どんな人にも、恋の行方はわからないし、結果だけがすべてではありません。
その気持ちを持てたこと、伝えようとしたこと、それ自体があなたの強さであり、やさしさです。
落ち込んだら、信頼できる人に話そう
恋愛に限らず、心がつらいときは信頼できる人に話してみてください。
うまく言葉にできなくても大丈夫。
あなたの気持ちに寄り添ってくれる人は、きっとどこかにいます。
「どうだった?」と聞かれたら「ちょっと頑張ってみたよ」と答えられるだけでも、それは立派な一歩です。
心をほぐすのは、ひとりで頑張るより誰かと分け合った方が早いときもあります。
恋愛だけがすべてじゃない。
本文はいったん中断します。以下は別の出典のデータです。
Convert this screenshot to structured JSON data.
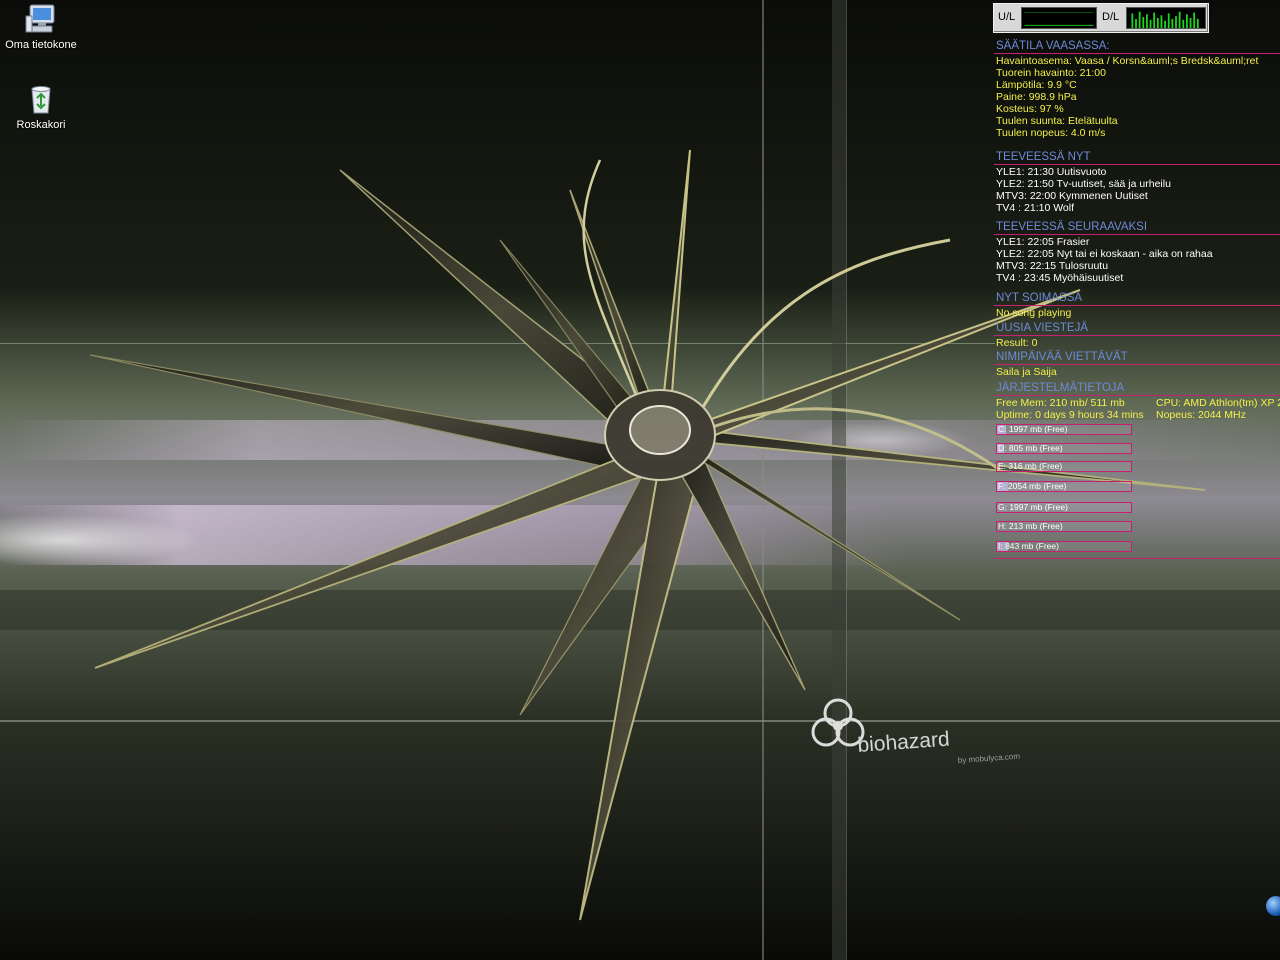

でも…

「恋しなきゃ」はプレッシャーじゃない
恋愛に臆病な人ほど、「恋愛しなきゃ」というプレッシャーを感じがちです。
でも、誰かを好きになることや、恋をしていることだけが幸せではありません。
ひとりの時間を楽しんだり、好きな趣味に打ち込んだり、人との関係に温かさを感じられることも、立派な“愛”の形です。
恋愛は、人生を彩るスパイスのようなもので、なければダメというものではありません。
ただ、「恋をしてみたい」と心がつぶやいたときには、それに耳を傾けてあげてほしい。
その気持ちを無視しないことが、あなたらしさを大切にする第一歩になります。
最後に:あなたの「好き」は自由ですてきなもの
障がいがあると「できないこと」や「足りないもの」にばかり目がいってしまいます。
でも、恋する気持ちに関しては、誰もが平等です。
どんな体でも、どんな背景があっても、誰かを大切に想うことができる心は決して“劣って”なんかいません。
「好きって言っていいのかな」
もしあなたがそう思っているなら、私はこう答えたいです。
「もちろん。言っていいし、言ってほしい」
恋するあなたは、やさしくて、素直で、とても素敵な人です。
だから、あなたの“好き”を大切にしてあげてくださいね。